Je moet in ieder geval door drie hoepels kunnen springen. De rechter overweegt: Een overheidslichaam dat in strijd met de regels uit het Didam-arrest overgaat tot verkoop van een onroerende zaak, handelt in beginsel onrechtmatig jegens een (potentiële) gegadigde die bij die verkoop ten onrechte geen gelijke kans heeft gekregen.

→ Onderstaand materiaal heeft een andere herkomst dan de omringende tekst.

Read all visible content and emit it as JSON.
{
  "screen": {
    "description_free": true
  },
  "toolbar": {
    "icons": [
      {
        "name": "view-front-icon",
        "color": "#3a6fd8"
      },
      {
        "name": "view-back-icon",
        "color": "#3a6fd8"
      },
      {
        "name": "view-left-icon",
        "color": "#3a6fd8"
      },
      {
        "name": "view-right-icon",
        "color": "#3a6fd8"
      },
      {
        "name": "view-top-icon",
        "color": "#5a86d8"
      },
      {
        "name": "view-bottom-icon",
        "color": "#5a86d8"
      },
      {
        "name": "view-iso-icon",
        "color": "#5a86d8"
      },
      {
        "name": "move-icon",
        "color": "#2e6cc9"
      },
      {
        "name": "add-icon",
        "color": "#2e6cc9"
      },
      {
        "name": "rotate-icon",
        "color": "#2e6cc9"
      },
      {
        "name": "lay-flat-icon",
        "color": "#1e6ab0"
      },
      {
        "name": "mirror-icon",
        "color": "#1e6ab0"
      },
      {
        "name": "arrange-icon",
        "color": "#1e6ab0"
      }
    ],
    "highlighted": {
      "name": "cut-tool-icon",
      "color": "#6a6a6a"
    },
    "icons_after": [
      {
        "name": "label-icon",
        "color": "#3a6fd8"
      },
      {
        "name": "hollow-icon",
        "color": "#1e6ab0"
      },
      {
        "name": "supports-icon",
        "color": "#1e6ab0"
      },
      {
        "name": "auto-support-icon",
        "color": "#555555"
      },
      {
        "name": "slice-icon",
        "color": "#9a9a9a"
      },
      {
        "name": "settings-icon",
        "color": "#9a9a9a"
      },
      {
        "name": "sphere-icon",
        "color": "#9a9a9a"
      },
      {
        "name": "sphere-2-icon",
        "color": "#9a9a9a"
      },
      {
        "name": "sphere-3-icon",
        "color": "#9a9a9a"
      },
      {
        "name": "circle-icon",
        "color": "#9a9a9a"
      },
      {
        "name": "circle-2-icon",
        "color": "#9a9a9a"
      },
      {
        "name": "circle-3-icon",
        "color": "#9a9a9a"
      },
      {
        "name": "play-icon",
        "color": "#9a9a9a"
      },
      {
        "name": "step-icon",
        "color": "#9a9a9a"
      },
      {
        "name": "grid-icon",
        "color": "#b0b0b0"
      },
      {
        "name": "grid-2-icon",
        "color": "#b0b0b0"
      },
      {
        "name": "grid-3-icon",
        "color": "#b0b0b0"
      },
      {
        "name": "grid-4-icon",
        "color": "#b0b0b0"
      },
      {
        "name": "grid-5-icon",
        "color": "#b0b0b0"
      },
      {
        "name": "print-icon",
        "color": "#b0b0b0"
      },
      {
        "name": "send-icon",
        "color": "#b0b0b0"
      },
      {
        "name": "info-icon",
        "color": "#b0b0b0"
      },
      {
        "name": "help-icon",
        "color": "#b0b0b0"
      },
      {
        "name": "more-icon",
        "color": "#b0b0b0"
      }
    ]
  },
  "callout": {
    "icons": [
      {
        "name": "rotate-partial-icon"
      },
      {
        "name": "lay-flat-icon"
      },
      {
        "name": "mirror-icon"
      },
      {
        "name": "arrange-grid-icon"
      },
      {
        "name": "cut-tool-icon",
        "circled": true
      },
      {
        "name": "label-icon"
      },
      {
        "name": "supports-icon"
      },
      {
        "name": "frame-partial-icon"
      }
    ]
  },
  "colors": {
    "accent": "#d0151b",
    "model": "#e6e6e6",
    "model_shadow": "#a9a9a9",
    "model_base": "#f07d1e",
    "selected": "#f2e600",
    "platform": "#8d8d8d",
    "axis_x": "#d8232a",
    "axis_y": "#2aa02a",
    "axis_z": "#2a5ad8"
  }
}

Dat overheidslichaam kan op die grond schadeplichtig zijn jegens die gegadigde. Dat, [X vastgoed management B.V.] , [Geïntimeerde sub 3] en [Y B.V.] (1) als gegadigde zouden hebben meegedongen,
(2) zij het pand hadden verworven en
(3) de kans (op verwerving en succesvolle exploitatie) zich in werkelijkheid zou hebben gerealiseerd is in het geheel niet onderbouwd en ook niet aannemelijk. [X vastgoed management B.V.] ,
[Geïntimeerde sub 3] en [Y B.V.] hebben in het licht van de ten tijde van de verkoop van het CBS-complex heersende vastgoedmalaise (zoals benoemd in het taxatierapport van Arcadis), het gebrek aan interesse voor het CBS-complex, het te grote aanbod van kantoorruimte in Heerlen in verhouding tot de vraag daarnaar, hun geografische positie en de aard van hun vastgoedportefeuille (of de afwezigheid daarvan) in 2012, de mededeling namens [Y B.V.] bij de mondelinge behandeling ten overstaan van het hof dat zij, normaal gesproken, in 2012, geen kantoorruimte zou hebben gekocht met een vloeroppervlakte van meer dan 40.000 m2, niet aannemelijk gemaakt dat zij redelijkerwijs kwalificeerden als (potentiële) gegadigden en aldus mee hadden willen doen bij de selectie tot het verwerven van CBS-gebouw. Dat [X vastgoed management B.V.] , [Geïntimeerde sub 3] en [Y B.V.] , zoals zij stellen, achteraf bezien, “tegen dezelfde condities wel mee hadden willen doen” in het verwervingsproces acht het hof wederom niet relevant. Zij stellen immers dat de prijs waartegen Carbon6 verwierf niet marktconform was. Onder welke condities de verwerving wel marktconform zou zijn hebben zij niet gesteld, dat zij onder die condities ook zouden hebben meegedongen evenmin.